Sartorius (Longest muscle in the human body. It runs from the hip across the front of the thigh, ending at the inner knee. If you look at the bottom of your foot, your sartorius muscle is the main contributor to that action.)

Obliques (Core muscles on the sides of your tummy. These muscles, like the rectus abdominus, help support your upper torso and move it side to side.)

Rectus Abdominus (These are your tummy muscles. The middle or core of your body is crucial to posture and upper torso movement. These are your abs.)

Latissimus Dorsi (These are the big, strong back muscles that help pull our arms downward. Swimmers normally have really strong latissimus dorsi. When you are performing a pull-up, your latissimus dorsi is turned on!)

Rhombodius (There are four rhomboid muscles. A major and minor on both the left and right side of the middle-upper back. These muscles retract the scapula as well as help it rotate.)

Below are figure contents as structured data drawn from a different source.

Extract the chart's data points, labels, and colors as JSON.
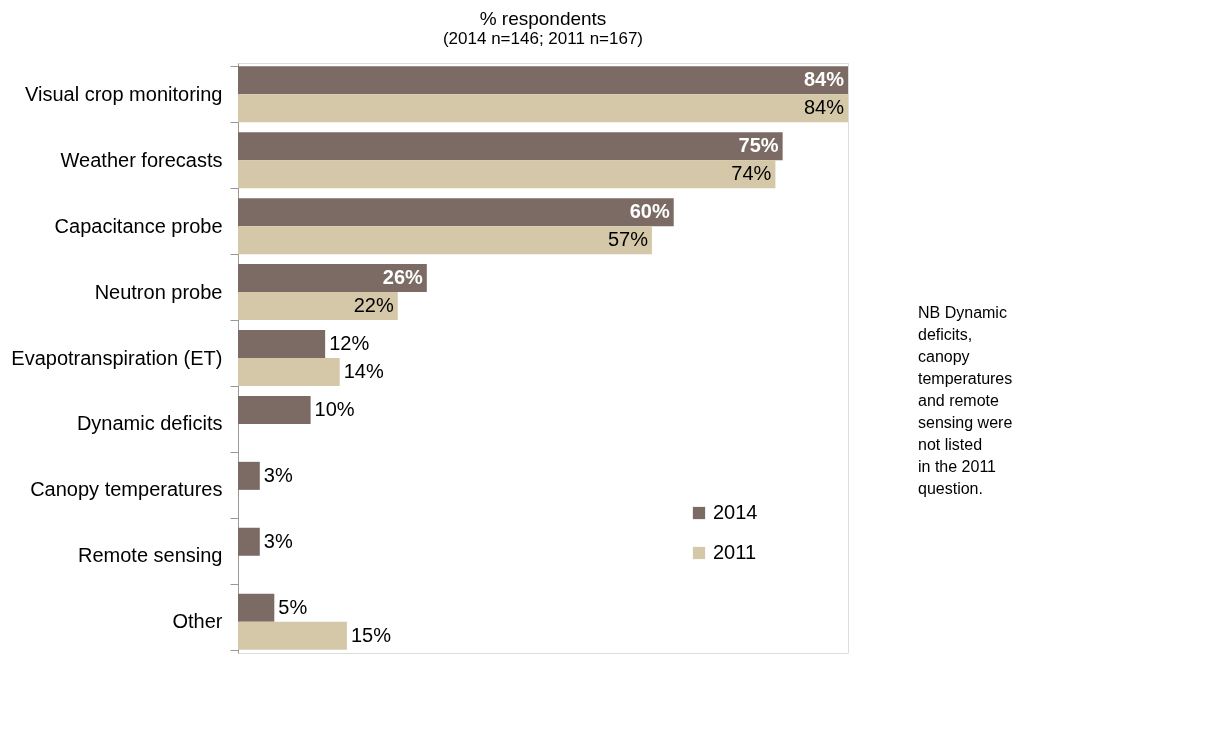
{
  "chart_data": {
    "type": "bar",
    "orientation": "horizontal",
    "title": "% respondents",
    "subtitle": "(2014 n=146; 2011 n=167)",
    "categories": [
      "Visual crop monitoring",
      "Weather forecasts",
      "Capacitance probe",
      "Neutron probe",
      "Evapotranspiration (ET)",
      "Dynamic deficits",
      "Canopy temperatures",
      "Remote sensing",
      "Other"
    ],
    "series": [
      {
        "name": "2014",
        "color": "#7b6b64",
        "values": [
          84,
          75,
          60,
          26,
          12,
          10,
          3,
          3,
          5
        ],
        "value_labels": [
          "84%",
          "75%",
          "60%",
          "26%",
          "12%",
          "10%",
          "3%",
          "3%",
          "5%"
        ]
      },
      {
        "name": "2011",
        "color": "#d4c8a9",
        "values": [
          84,
          74,
          57,
          22,
          14,
          null,
          null,
          null,
          15
        ],
        "value_labels": [
          "84%",
          "74%",
          "57%",
          "22%",
          "14%",
          null,
          null,
          null,
          "15%"
        ]
      }
    ],
    "legend": "bottom right",
    "grid": false,
    "annotations": [
      "NB Dynamic deficits, canopy temperatures and remote sensing were not listed in the 2011 question."
    ]
  }
}
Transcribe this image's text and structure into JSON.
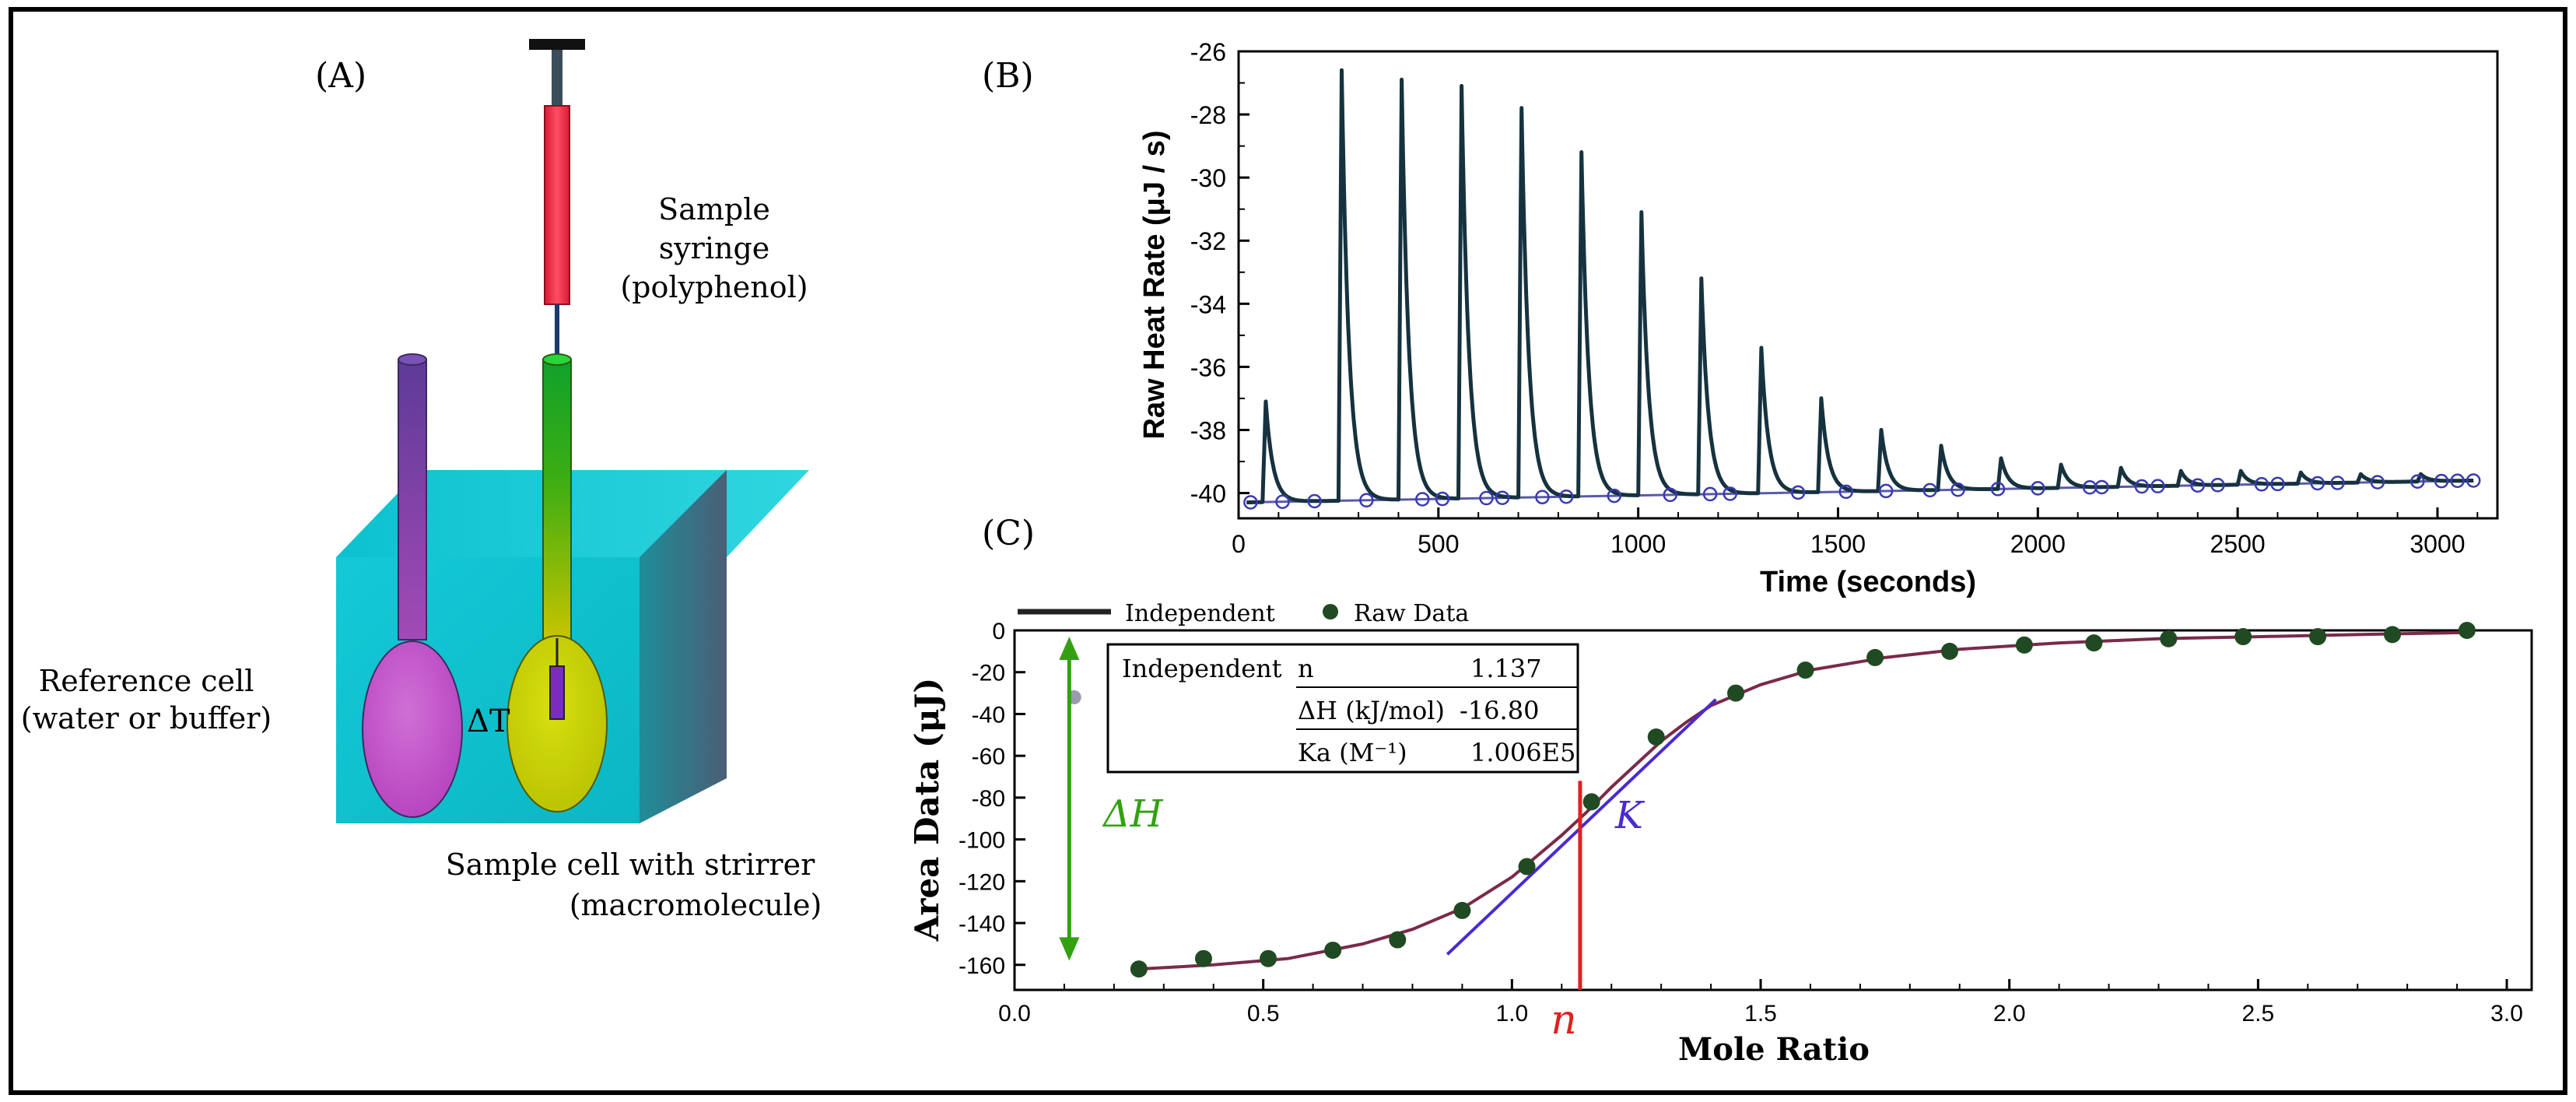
{
  "panelA": {
    "label": "(A)",
    "syringe_label_1": "Sample",
    "syringe_label_2": "syringe",
    "syringe_label_3": "(polyphenol)",
    "ref_label_1": "Reference cell",
    "ref_label_2": "(water or buffer)",
    "sample_label_1": "Sample cell with strirrer",
    "sample_label_2": "(macromolecule)",
    "delta_t": "ΔT"
  },
  "panelB": {
    "label": "(B)",
    "xlabel": "Time (seconds)",
    "ylabel": "Raw Heat Rate (μJ / s)",
    "xticks": [
      "0",
      "500",
      "1000",
      "1500",
      "2000",
      "2500",
      "3000"
    ],
    "yticks": [
      "-26",
      "-28",
      "-30",
      "-32",
      "-34",
      "-36",
      "-38",
      "-40"
    ]
  },
  "panelC": {
    "label": "(C)",
    "xlabel": "Mole Ratio",
    "ylabel": "Area Data (μJ)",
    "xticks": [
      "0.0",
      "0.5",
      "1.0",
      "1.5",
      "2.0",
      "2.5",
      "3.0"
    ],
    "yticks": [
      "0",
      "-20",
      "-40",
      "-60",
      "-80",
      "-100",
      "-120",
      "-140",
      "-160"
    ],
    "legend_line": "Independent",
    "legend_dots": "Raw Data",
    "table": {
      "r1c1": "Independent",
      "r1c2": "n",
      "r1c3": "1.137",
      "r2c2": "ΔH (kJ/mol)",
      "r2c3": "-16.80",
      "r3c2": "Ka (M⁻¹)",
      "r3c3": "1.006E5"
    },
    "ann_dh": "ΔH",
    "ann_k": "K",
    "ann_n": "n"
  },
  "colors": {
    "ref_tube_top": "#6a3d9a",
    "ref_bulb": "#c156c8",
    "sample_tube_top": "#12a52a",
    "sample_bulb": "#c8d400",
    "syringe": "#f0304a",
    "bath": "#19c8d4",
    "peak_line": "#16323f",
    "baseline": "#5a5aa8",
    "fit_line": "#7a2a4a",
    "raw_dots": "#1f4a22",
    "dh_arrow": "#33a012",
    "k_line": "#4a2ad0",
    "n_line": "#e02020"
  },
  "chart_data": [
    {
      "type": "line",
      "panel": "B",
      "xlim": [
        0,
        3150
      ],
      "ylim": [
        -40.8,
        -26
      ],
      "xlabel": "Time (seconds)",
      "ylabel": "Raw Heat Rate (μJ / s)",
      "baseline_start": -40.3,
      "baseline_end": -39.6,
      "injection_times": [
        60,
        250,
        400,
        550,
        700,
        850,
        1000,
        1150,
        1300,
        1450,
        1600,
        1750,
        1900,
        2050,
        2200,
        2350,
        2500,
        2650,
        2800,
        2950
      ],
      "peak_values": [
        -37.1,
        -26.6,
        -26.9,
        -27.1,
        -27.8,
        -29.2,
        -31.1,
        -33.2,
        -35.4,
        -37.0,
        -38.0,
        -38.5,
        -38.9,
        -39.1,
        -39.2,
        -39.3,
        -39.3,
        -39.35,
        -39.4,
        -39.4
      ],
      "baseline_markers_x": [
        30,
        110,
        190,
        320,
        460,
        510,
        620,
        660,
        760,
        820,
        940,
        1080,
        1180,
        1230,
        1400,
        1520,
        1620,
        1730,
        1800,
        1900,
        2000,
        2130,
        2160,
        2260,
        2300,
        2400,
        2450,
        2560,
        2600,
        2700,
        2750,
        2850,
        2950,
        3010,
        3050,
        3090
      ]
    },
    {
      "type": "scatter",
      "panel": "C",
      "xlim": [
        0,
        3.05
      ],
      "ylim": [
        -172,
        0
      ],
      "xlabel": "Mole Ratio",
      "ylabel": "Area Data (μJ)",
      "series": [
        {
          "name": "Raw Data",
          "x": [
            0.25,
            0.38,
            0.51,
            0.64,
            0.77,
            0.9,
            1.03,
            1.16,
            1.29,
            1.45,
            1.59,
            1.73,
            1.88,
            2.03,
            2.17,
            2.32,
            2.47,
            2.62,
            2.77,
            2.92
          ],
          "y": [
            -162,
            -157,
            -157,
            -153,
            -148,
            -134,
            -113,
            -82,
            -51,
            -30,
            -19,
            -13,
            -10,
            -7,
            -6,
            -4,
            -3,
            -3,
            -2,
            0
          ]
        },
        {
          "name": "Independent",
          "x": [
            0.25,
            0.4,
            0.55,
            0.7,
            0.8,
            0.9,
            1.0,
            1.05,
            1.1,
            1.15,
            1.2,
            1.25,
            1.3,
            1.35,
            1.4,
            1.5,
            1.6,
            1.75,
            1.9,
            2.1,
            2.3,
            2.5,
            2.7,
            2.92
          ],
          "y": [
            -162,
            -160,
            -157,
            -150,
            -143,
            -133,
            -118,
            -108,
            -98,
            -87,
            -75,
            -64,
            -53,
            -44,
            -36,
            -26,
            -19,
            -13,
            -9,
            -6,
            -4,
            -3,
            -2,
            -1
          ]
        }
      ],
      "excluded_point": {
        "x": 0.12,
        "y": -32
      },
      "dh_arrow": {
        "x": 0.11,
        "y_top": -3,
        "y_bottom": -158
      },
      "k_tangent": {
        "x1": 0.87,
        "y1": -155,
        "x2": 1.41,
        "y2": -33
      },
      "n_marker": {
        "x": 1.137,
        "y_top": -72,
        "y_bottom": -172
      }
    }
  ]
}
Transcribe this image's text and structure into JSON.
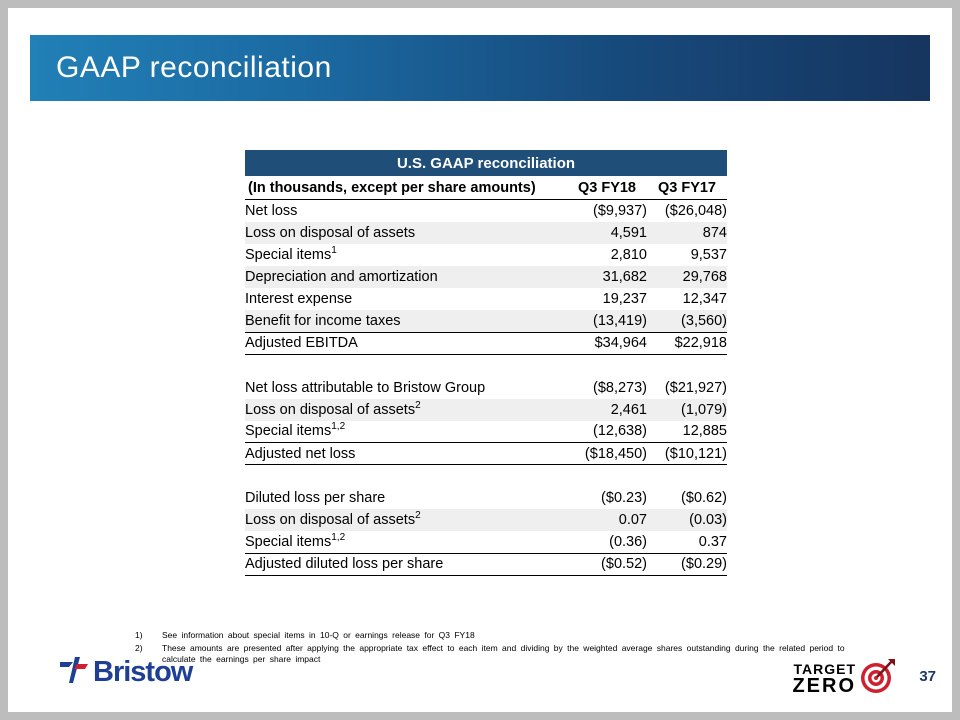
{
  "header": {
    "title": "GAAP reconciliation"
  },
  "table": {
    "title": "U.S. GAAP reconciliation",
    "caption": "(In thousands, except per share amounts)",
    "columns": [
      "Q3 FY18",
      "Q3 FY17"
    ],
    "sections": [
      {
        "rows": [
          {
            "label": "Net loss",
            "sup": "",
            "q3fy18": "($9,937)",
            "q3fy17": "($26,048)"
          },
          {
            "label": "Loss on disposal of assets",
            "sup": "",
            "q3fy18": "4,591",
            "q3fy17": "874"
          },
          {
            "label": "Special items",
            "sup": "1",
            "q3fy18": "2,810",
            "q3fy17": "9,537"
          },
          {
            "label": "Depreciation and amortization",
            "sup": "",
            "q3fy18": "31,682",
            "q3fy17": "29,768"
          },
          {
            "label": "Interest expense",
            "sup": "",
            "q3fy18": "19,237",
            "q3fy17": "12,347"
          },
          {
            "label": "Benefit for income taxes",
            "sup": "",
            "q3fy18": "(13,419)",
            "q3fy17": "(3,560)"
          },
          {
            "label": "Adjusted EBITDA",
            "sup": "",
            "q3fy18": "$34,964",
            "q3fy17": "$22,918",
            "total": true
          }
        ]
      },
      {
        "rows": [
          {
            "label": "Net loss attributable to Bristow Group",
            "sup": "",
            "q3fy18": "($8,273)",
            "q3fy17": "($21,927)"
          },
          {
            "label": "Loss on disposal of assets",
            "sup": "2",
            "q3fy18": "2,461",
            "q3fy17": "(1,079)"
          },
          {
            "label": "Special items",
            "sup": "1,2",
            "q3fy18": "(12,638)",
            "q3fy17": "12,885"
          },
          {
            "label": "Adjusted net loss",
            "sup": "",
            "q3fy18": "($18,450)",
            "q3fy17": "($10,121)",
            "total": true
          }
        ]
      },
      {
        "rows": [
          {
            "label": "Diluted loss per share",
            "sup": "",
            "q3fy18": "($0.23)",
            "q3fy17": "($0.62)"
          },
          {
            "label": "Loss on disposal of assets",
            "sup": "2",
            "q3fy18": "0.07",
            "q3fy17": "(0.03)"
          },
          {
            "label": "Special items",
            "sup": "1,2",
            "q3fy18": "(0.36)",
            "q3fy17": "0.37"
          },
          {
            "label": "Adjusted diluted loss per share",
            "sup": "",
            "q3fy18": "($0.52)",
            "q3fy17": "($0.29)",
            "total": true
          }
        ]
      }
    ]
  },
  "footnotes": [
    {
      "num": "1)",
      "text": "See information about special items in 10-Q or earnings release for Q3 FY18"
    },
    {
      "num": "2)",
      "text": "These amounts are presented after applying the appropriate tax effect to each item and dividing by the weighted average shares outstanding during the related period to calculate the earnings per share impact"
    }
  ],
  "branding": {
    "bristow_wordmark": "Bristow",
    "target_zero_line1": "TARGET",
    "target_zero_line2": "ZERO",
    "page_number": "37"
  },
  "colors": {
    "header_gradient_start": "#2180b6",
    "header_gradient_end": "#16355f",
    "table_header_bg": "#1f4e79",
    "row_shade": "#efefef",
    "bristow_blue": "#1e3f94",
    "target_red": "#cf202f",
    "page_number_navy": "#1f3864"
  }
}
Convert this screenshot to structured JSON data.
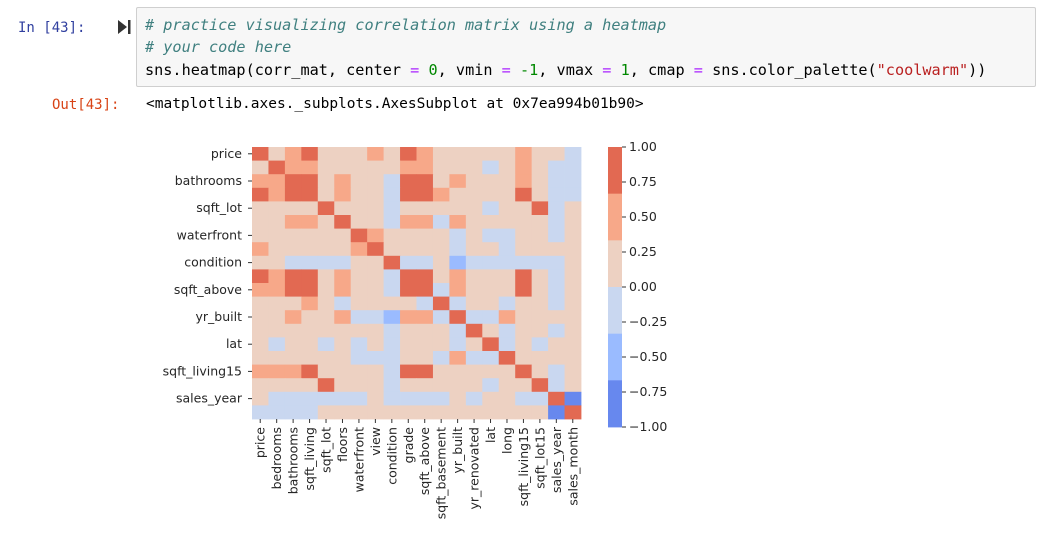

Trapezius (Four sections of the trapezius which is located on you upper middle back and extends to your mid-lower neck.)

Pectoralis (Your chest/push up muscles)

Tricep (Opposite of the bicep. Proximal posterior of the arm (upper-back). This muscle extends the forearm straightening the elbow.)

Bicep (Proximal anterior of the arm (upper-front). This muscles pulls your forearm and hand bending the elbow.)

Deltoid (Top of shoulder. The front, middle, and back are the three sections of the deltoid muscle.)